Quinn knew they were trying to assure her that everything would be fine. Instead she didn’t feel it would, rather it felt like she would never be able to sleep right again. “Know that,” she muttered again, but didn’t look so convinced.
Wren smiled wistfully at the singing heart comment, and she leaned forward and kissed Quinn’s forehead again. “I’ll bring you a card. I think if you write that on it, it’ll be the best present you could give him.” She thought she’d like to get a card that said that, and that made her assume Luke would, too. She squeezed Quinn’s fingers softly, knowing her friend hadn’t believed her about the Night Terror. She’d check with Oracle once she went home.
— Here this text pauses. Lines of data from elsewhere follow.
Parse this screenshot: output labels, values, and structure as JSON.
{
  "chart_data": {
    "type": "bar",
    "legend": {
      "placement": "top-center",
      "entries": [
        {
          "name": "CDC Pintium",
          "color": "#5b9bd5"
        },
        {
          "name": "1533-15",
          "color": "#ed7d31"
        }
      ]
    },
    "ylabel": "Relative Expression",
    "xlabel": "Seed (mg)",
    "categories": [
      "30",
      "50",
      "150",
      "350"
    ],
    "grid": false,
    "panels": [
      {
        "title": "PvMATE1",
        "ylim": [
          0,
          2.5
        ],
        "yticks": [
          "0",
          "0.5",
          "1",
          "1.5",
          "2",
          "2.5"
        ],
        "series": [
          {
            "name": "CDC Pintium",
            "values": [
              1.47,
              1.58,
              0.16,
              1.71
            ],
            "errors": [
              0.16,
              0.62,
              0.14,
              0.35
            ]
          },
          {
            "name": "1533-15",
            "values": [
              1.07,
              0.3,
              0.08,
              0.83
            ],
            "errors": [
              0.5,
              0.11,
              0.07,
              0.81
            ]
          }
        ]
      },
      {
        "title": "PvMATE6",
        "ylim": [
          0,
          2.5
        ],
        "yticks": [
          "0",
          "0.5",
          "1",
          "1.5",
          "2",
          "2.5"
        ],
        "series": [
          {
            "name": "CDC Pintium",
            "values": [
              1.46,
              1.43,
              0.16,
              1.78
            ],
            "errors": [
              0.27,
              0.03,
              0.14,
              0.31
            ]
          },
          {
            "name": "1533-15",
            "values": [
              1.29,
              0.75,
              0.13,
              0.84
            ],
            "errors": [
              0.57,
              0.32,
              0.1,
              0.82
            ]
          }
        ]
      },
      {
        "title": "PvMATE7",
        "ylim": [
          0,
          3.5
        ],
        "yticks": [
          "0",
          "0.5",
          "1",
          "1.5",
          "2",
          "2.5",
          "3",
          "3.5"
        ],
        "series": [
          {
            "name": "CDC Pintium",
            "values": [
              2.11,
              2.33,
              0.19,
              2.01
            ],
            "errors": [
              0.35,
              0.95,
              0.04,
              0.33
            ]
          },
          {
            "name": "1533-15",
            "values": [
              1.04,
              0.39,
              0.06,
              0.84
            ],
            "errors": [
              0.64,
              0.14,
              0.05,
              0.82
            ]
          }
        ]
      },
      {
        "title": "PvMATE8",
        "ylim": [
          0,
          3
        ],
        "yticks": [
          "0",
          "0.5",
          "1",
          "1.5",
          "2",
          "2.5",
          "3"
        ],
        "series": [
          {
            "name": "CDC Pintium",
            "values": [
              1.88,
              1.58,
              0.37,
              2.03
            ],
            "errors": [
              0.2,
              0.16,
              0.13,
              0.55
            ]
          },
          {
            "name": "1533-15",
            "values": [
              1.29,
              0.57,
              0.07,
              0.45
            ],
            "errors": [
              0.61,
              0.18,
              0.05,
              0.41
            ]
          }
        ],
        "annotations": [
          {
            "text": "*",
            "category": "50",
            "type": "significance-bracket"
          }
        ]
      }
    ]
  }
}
She squeezed Quinn’s fingers once more, and then she let go and looked down at her again, expression more than a little worried. “I’ll be back with the card?” she asked.
Quinn ducked her head a little when Wren kissed her forehead, smiling sheepishly at her friend. Talking about these sort of things at least helped take her mind off of the worry of what would be beyond the hospital doors. Here, at least, she could recover and pretend like she will be fine when Wren was here. “You get card. And help me write?” She asked hopefully, “My writing’s bad. Yours is pretty.”
“Oui,” Wren promised, glancing up when a nurse walked into the room, then looking down at Quinn again. She gave Quinn’s hand one last squeeze, linger-soft, and then she backed away, watching her friend as the nurse neared the bed, and then almost running from the room and breaking down in the hallway.